For a moment, it seems that everyone is resigned to some other unspeakable course of action. They stand staring at the ladder as the dust settles around them. Dirk flinches, but he holds his tongue. And then Leo steps forward.
LEO (to Shelly)
Hold my stuff. I don’t want
my phone to break if I fall down.
FLORI (IN PHONE)
Shouldn’t you
be worried more about breaking your bones?
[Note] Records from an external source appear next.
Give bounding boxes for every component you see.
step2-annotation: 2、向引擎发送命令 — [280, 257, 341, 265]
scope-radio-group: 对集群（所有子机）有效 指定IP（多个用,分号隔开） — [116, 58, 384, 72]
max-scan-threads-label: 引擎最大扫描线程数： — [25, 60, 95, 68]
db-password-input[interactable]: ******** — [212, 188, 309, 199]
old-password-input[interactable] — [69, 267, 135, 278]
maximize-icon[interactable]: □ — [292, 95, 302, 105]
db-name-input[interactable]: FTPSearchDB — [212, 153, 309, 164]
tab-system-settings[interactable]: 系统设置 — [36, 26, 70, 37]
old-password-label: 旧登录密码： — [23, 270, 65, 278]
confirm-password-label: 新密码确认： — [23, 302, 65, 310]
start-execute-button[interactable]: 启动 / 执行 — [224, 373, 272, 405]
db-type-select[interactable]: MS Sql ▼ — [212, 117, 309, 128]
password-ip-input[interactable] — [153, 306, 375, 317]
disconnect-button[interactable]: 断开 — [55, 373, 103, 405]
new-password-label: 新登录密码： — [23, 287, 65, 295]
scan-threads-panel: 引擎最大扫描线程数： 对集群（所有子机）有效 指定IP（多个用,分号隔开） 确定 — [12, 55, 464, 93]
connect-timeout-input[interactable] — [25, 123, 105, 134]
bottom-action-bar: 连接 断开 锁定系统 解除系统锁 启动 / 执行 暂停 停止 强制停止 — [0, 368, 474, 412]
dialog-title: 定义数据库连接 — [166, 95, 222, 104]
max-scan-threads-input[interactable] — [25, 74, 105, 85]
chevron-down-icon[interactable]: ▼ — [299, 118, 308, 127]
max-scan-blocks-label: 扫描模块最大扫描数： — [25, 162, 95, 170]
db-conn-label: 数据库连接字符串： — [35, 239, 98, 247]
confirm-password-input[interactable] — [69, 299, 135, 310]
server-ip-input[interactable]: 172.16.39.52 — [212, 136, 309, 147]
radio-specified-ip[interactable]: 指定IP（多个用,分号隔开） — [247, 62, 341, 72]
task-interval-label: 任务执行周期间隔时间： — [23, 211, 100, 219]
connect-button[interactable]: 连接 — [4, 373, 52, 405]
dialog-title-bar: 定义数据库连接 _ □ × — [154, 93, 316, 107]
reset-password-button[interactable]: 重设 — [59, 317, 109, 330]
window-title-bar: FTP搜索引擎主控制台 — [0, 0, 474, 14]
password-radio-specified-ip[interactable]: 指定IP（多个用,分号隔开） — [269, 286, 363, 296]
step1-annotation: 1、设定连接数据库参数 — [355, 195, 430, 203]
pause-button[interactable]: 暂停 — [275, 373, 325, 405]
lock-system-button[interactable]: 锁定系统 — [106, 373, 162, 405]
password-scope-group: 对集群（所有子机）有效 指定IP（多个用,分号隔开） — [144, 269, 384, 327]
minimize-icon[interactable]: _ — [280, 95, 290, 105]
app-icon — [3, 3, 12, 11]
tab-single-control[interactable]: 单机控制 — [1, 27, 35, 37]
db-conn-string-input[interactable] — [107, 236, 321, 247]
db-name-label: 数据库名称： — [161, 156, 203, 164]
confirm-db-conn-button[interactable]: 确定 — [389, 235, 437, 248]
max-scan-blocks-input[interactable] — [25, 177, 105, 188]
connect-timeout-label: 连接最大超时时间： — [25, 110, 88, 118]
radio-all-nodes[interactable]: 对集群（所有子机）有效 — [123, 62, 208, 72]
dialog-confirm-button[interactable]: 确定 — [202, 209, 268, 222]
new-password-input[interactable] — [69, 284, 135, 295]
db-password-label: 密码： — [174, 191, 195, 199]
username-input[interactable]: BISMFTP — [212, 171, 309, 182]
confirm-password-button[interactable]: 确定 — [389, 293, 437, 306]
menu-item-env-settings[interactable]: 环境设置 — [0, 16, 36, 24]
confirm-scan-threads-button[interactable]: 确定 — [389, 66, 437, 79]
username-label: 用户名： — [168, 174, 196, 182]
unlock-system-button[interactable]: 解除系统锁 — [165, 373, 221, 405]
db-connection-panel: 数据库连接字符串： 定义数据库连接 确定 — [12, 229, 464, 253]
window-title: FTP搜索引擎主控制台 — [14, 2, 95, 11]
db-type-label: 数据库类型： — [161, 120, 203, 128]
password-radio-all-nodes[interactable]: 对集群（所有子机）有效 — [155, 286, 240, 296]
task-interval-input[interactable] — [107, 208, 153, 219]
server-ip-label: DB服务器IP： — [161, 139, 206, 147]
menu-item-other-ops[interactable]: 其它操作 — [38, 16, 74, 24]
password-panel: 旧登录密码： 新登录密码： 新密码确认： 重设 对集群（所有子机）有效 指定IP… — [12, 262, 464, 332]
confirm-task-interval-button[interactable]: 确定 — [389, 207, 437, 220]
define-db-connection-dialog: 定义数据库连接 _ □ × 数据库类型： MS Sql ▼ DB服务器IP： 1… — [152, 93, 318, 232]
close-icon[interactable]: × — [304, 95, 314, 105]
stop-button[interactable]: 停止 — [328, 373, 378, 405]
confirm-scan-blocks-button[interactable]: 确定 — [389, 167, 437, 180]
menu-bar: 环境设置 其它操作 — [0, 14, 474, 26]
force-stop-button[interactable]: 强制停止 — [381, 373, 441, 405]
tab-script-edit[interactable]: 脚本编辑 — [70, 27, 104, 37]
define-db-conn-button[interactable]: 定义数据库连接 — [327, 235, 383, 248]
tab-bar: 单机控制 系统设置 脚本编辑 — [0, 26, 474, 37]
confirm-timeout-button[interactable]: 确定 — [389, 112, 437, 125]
Leo hands Shelly his phone, wallet, and keys. Shelly takes them and puts them in her purse, and Leo walks to the ladder.
LEO (lightheartedly)
Someone call the cops if the roof caves.
DIRK (enjoying the sarcasm)
Can do.
Leo starts up the rusted ladder, taking one rung at a time. His hands turn ashy brown from the rust before he half-vanishes into shadow. When he makes it up to the little room, he disappears altogether into some hidden trap door. You can hear him rolling around in the room for a moment, and everyone on the floor of the factory holds their breath. If Leo is going to be attacked by homeless people, or ravaged by raccoons — or if he is going to bring the building down — now is the moment.
LEO
Hey guys! There’s no ghosts up here.
Shelly, quickly forgetting how sketchy the ladder looks, starts to climb up towards the static-saturated room. Dirk follows after.
DIRK (turning to Flori)
Sorry, but I have to…
Flori shakes her head “OK,” and Dirk puts her in his pocket. He starts to climb. His hands, like Leo’s, are turned brown by the rust. But the rungs are still strong, and they hold his weight just fine. He is at the trap door before too long. It’s open, and a speckled blue light drifts down. Dirk climbs into the room like a fish swimming up into an aquarium.
SHELLY
Dirk, it’s just
exactly like we left it.
LEO (to Shelly)
And you thought
they’d clean it up.
Dirk climbs all the way up into the room, which is lit by thick old windows on one wall. The opposite wall is open, looking down into another room.
Dirk pulls Flori out of his pocket and shows her around. There is a TV and a couple of old bean bags in one corner, a fridge in the other beside a window, and a little table against the wall opposite the TV.
FLORI (IN PHONE)
So yeah…this is kind of cool.
I’m jealous, I admit it.
SHELLY
Look at this…
Shelly has walked over to the open wall. She leans over a rail and points to the other room. Leo, Flori, and Dirk surround her and look down into the room, where all the floats for the upcoming Persimmon Festival Parade are arrayed in ordered lines. One of the floats, the one Flori points too, is arranged like a subtly too expensive stage. Its sleek lines, chrome accents, and various screens scream tech-bro more than hometown parade. The words “Hereafter Hub” are printed on one side. “Mayor Jason Justoaff” are printed on the other.
LEO
That’s the mayor’s float…?
DIRK
Aunt Garth did say that he
was something else.
FLORI (IN PHONE) (mostly for Dirk)
It looks like something that
that douchebag prof who taught us systems stuffs
would make for a parade.
DIRK (laughing)
It really does…
SHELLY (trying to join the joke)
It’s just so…much.
It gets quiet. Something far away in the factory scurries around scrap metal, raising a racket, but only Flori jumps.
Dirk walks away to break the spell. He heads over the TV and stands in front of it. Leo walks up behind him.
DIRK
You think we still have power?
SHELLY (walking up)
There’s only one
way to tell.
Leo flips on the TV. It sparks to life and fills the room with a surprising static syrup.
DIRK
OK…
SHELLY
So this will work?
FLORI (IN PHONE)
Yeah, this will work.
DIRK
I’m going back to Bloom
to get supplies.
LEO
You guys do that. I’ll go
find the NES and Ghosts n’ Goblins.
Shelly, Dirk, and Flori turn to question Leo.